The Consequences Of Sotheby's Special Dividend

| About: Sotheby's (BID)

With their special dividend announced last week - Sotheby's (NYSE:BID) reduced their chance to transform from a service provider hemmed in by fixed commissions and high overhead into becoming a vast storehouse of capital comprised of art, real estate and cash.

They have reduced their chances to participate in the returns
available holding art over the long term by giving up their strong
cash position.

Basically Sotheby's is a company that sells art to the very rich (200 people make up 80% of their gross sales) taking a commission for their sales. This reason that the wealthy trust them is because their commissions are transparent and they are perceived to be the low cost producer.

On top of this the very rich expect their suppliers of art to make grand gestures, have numerous offices in magnificent venues, take out expensive advertisements, produce coffee table quality catalogs, donate their employees' time to charity auctions, support in depth research and provide sumptuous dinner parties to their clients on a regular basis. This scorched earth policy of low margins and high expenses has put many of their competition out of business but at punishing cost and great risk.
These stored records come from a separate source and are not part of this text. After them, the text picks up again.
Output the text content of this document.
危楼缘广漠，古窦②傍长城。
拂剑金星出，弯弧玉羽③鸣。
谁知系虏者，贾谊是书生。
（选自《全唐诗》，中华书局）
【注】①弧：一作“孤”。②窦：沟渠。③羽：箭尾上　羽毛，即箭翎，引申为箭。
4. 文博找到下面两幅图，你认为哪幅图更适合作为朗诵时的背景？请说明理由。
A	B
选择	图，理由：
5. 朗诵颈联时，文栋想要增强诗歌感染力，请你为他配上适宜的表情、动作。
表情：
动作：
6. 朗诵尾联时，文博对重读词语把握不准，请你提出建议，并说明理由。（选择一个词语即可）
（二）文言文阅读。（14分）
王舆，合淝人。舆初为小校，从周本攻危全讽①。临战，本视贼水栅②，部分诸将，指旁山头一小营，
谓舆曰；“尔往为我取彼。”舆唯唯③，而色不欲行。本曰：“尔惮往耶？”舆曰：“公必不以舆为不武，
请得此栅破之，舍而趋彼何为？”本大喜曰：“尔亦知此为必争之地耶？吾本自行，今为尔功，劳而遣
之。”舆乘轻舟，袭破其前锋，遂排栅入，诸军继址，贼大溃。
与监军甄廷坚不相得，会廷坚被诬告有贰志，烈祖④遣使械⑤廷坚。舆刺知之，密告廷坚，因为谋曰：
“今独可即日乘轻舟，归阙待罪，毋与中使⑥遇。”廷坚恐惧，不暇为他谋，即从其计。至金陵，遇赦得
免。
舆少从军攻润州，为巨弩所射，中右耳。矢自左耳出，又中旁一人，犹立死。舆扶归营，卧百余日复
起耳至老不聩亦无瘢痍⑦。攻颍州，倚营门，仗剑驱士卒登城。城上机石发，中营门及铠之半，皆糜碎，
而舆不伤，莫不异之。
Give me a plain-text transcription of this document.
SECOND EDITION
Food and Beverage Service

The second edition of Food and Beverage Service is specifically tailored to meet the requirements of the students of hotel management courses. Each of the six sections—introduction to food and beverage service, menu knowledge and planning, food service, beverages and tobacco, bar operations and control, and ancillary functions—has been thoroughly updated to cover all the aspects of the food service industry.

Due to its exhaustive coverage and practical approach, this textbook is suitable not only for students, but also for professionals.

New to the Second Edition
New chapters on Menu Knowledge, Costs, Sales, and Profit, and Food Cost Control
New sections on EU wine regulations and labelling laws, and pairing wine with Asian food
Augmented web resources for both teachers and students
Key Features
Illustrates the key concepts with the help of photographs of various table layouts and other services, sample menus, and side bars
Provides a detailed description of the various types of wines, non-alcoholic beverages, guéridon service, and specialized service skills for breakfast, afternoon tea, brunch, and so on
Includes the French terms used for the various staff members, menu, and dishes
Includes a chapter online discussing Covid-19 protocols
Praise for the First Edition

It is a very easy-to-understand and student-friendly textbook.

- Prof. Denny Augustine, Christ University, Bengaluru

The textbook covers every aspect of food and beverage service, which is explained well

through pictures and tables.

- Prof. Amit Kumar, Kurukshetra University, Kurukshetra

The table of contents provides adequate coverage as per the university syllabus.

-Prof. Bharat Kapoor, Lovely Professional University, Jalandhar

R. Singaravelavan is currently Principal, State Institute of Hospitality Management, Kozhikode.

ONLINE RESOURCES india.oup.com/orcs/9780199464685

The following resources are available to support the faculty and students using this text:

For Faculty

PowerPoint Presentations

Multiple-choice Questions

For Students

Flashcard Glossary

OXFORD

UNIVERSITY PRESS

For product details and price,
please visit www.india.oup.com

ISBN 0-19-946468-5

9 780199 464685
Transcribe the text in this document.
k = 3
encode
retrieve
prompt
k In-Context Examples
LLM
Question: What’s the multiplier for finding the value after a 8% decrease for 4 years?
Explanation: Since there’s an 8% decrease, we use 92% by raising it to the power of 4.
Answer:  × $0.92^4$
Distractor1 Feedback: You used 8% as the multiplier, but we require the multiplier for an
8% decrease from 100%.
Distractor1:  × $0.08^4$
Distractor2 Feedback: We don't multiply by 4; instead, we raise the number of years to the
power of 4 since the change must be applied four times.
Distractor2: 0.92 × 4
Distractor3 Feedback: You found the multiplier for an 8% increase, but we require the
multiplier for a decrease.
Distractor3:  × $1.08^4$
To a significant extent they have succeeded but the model of slim mark ups and overwhelming overhead is difficult, maybe impossible for sustained growth and success. They are just as much a service organization supporting scholarship as a profit making corporation. It is a daily dilemma that challenges management with days spent doing research and nights entertaining their important clients.

And now a virus has come into their system that will be close to impossible to cure. This is the action of contemporary art promoters using auction houses to bid up the art they own in large quantities to create the impression of value. This market will crash when the collectors realize that they have been manipulated. It will come out that the supply is limited only by what collectors are willing to buy and that few sophisticated museum directors and their curators will have anything to do with it. Fifty years from now the only thing of
value from this enterprise will be the promotional literature used to create interest.

The promoters have brilliantly figured out that new, unsophisticated art collectors coming into the art market primarily rely on auction records to make decisions on value. So they simply bid against each other at auction to create the illusion of value for their mass produced works of art. Sotheby's benefits by taking the commission for one work of art that is bid up but the promoters then see vastly larger profits on the 100 examples of works of art by the same artists that they have in their inventory. Collectors looking solely at auction records are deservedly then hoisted by their own petards.

Sotheby's certainly does know that outside manipulators are running up their own artwork at their auctions but they have become dependent on the commissions that these outsize sales generate. So
dependent that they may be terribly reluctant to delve deeper into this practice. Their profitability would be greatly reduced and they would be reduced to going back to selling rare books and maps to cheap, knowledgeable people like me.

Click to enlarge

For Sotheby's to survive much less succeed they have to have a large cushion of cash for the downturns and art market busts that regularly occur. A look at their chart confirms violent downswings in their stock price over the years. Large drops have occurred in 1999 to 2000 going from $47 to $14.68 and again from 2008 to 2009 going from $61.40 to $6.05, and finally in 2011 to 2012 going from $52.95 to $27.53.

Bill Ruprecht and his team had done brilliantly preparing for the next crash by building up an appropriate cash cushion. This was lost last week when they appeared to give into the wishes of some share holders who firmly suggested that they free up that position.

Also the cash that will be paid out will make it harder for Sotheby's to take advantage of excellent opportunities like the Matisse Estate that they purchased in November 1990 for $143 million where they subsequently made well over a 300% gross margin return on their investment. Notably they were not able to buy the Sonnabend estate that came available in 2007-8 that was bought privately for something in the range of $600 million.

The simple fact is that an art dealer and auction house MUST be able to deal from a position of strength. The very rich have a well developed nose for fear and flee from those whose glands excrete even the smallest quantities. The Sotheby's executive team have placed themselves back into the position of supplicants with this payout and the promise of payouts in the years to come. They have forced themselves back into the role of an under capitalized market maker at the mercy of their consignors and buyers who expect expensive service.

This has happened just at the point when they could have achieved the vast profits that accrue to those who take long positions and wait for the 400% percent returns that can and do occur every ten years for the
very best works of art. They will now continue to be a wonderful organization sustaining confidence in the art market but that provides the overwhelming amount of the profits to their clients. So they will continue to be loved by all (except Christie's) but at punishing and dangerous expense.

They are now vulnerable to a severe art market correction or one US Attorney who starts an investigation into the manipulation of American, German, English and Chinese Contemporary Art Market prices by outsiders that Sotheby's may have failed to detect, police, report and reject.

Disclosure: I am short BID. I wrote this article myself, and it expresses my own opinions. I am not receiving compensation for it (other than from Seeking Alpha). I have no business relationship with any company whose stock is mentioned in this article.

Additional disclosure: I have been a very satisfied customer of Sothebys (BID) for 42 years.